J'en conclus, si on suit la logique du haut gradé, que celui-ci admettait faire la guerre aux pauvres. C'est troublant que, dans ce monde, des militaires en viennent à de telles conclusions. N'auraient-ils pas la responsabilité morale d'avertir, comme partie belligérante, les politiques qui les dirigent, que la guerre entreprise en sera une injuste et que, par conséquent, elle risque d'être perdue, si ce n'est pas du point de vue militaire, ce sera sûrement du point de vue politique ?
La légitimité d'une guerre, à l'époque des démocraties modernes ou des régimes populaires, n'affecte-t-elle pas finalement les conditions d'une victoire ou d'une défaire parce que les populations du Nord ou du Sud ne supporteront pas indéfiniment une guerre injuste.

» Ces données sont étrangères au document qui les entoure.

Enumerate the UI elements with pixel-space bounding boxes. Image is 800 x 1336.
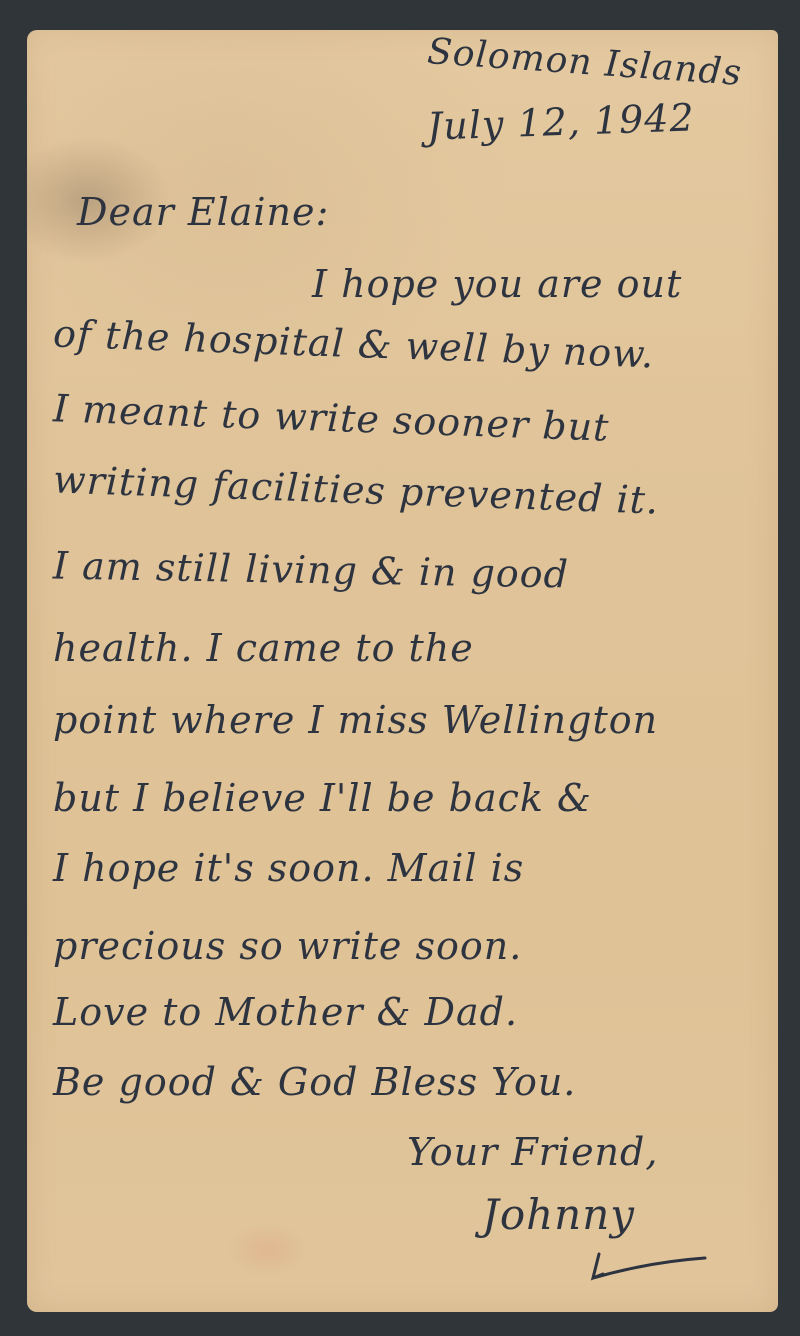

En ce début du XXIe siècle, qui semblait si prometteur pour l'avenir de l'humanité, je dois en venir à l'évidence que si l'humanité veut survivre, sans devenir complètement schizophrène ou taraudée d'inextricables contradictions, le «droit de se défendre» devra être limité.
La guerre aux pauvres se transformera ultimement en guerre des pauvres et elle n'aura de règles que celles qui assureront la survie d'une humanité devenue allergique aux riches agresseurs sans plus de considération pour ce que nous avons conquis de droits humains. Drôle de paradoxe qu'il faille aller si loin dans la barbarie pour que ceux que nous qualifions de «barbares» finissent par vaincre et survivre en détruisant de ce que nous prétendons avoir érigé comme sommet de civilisations.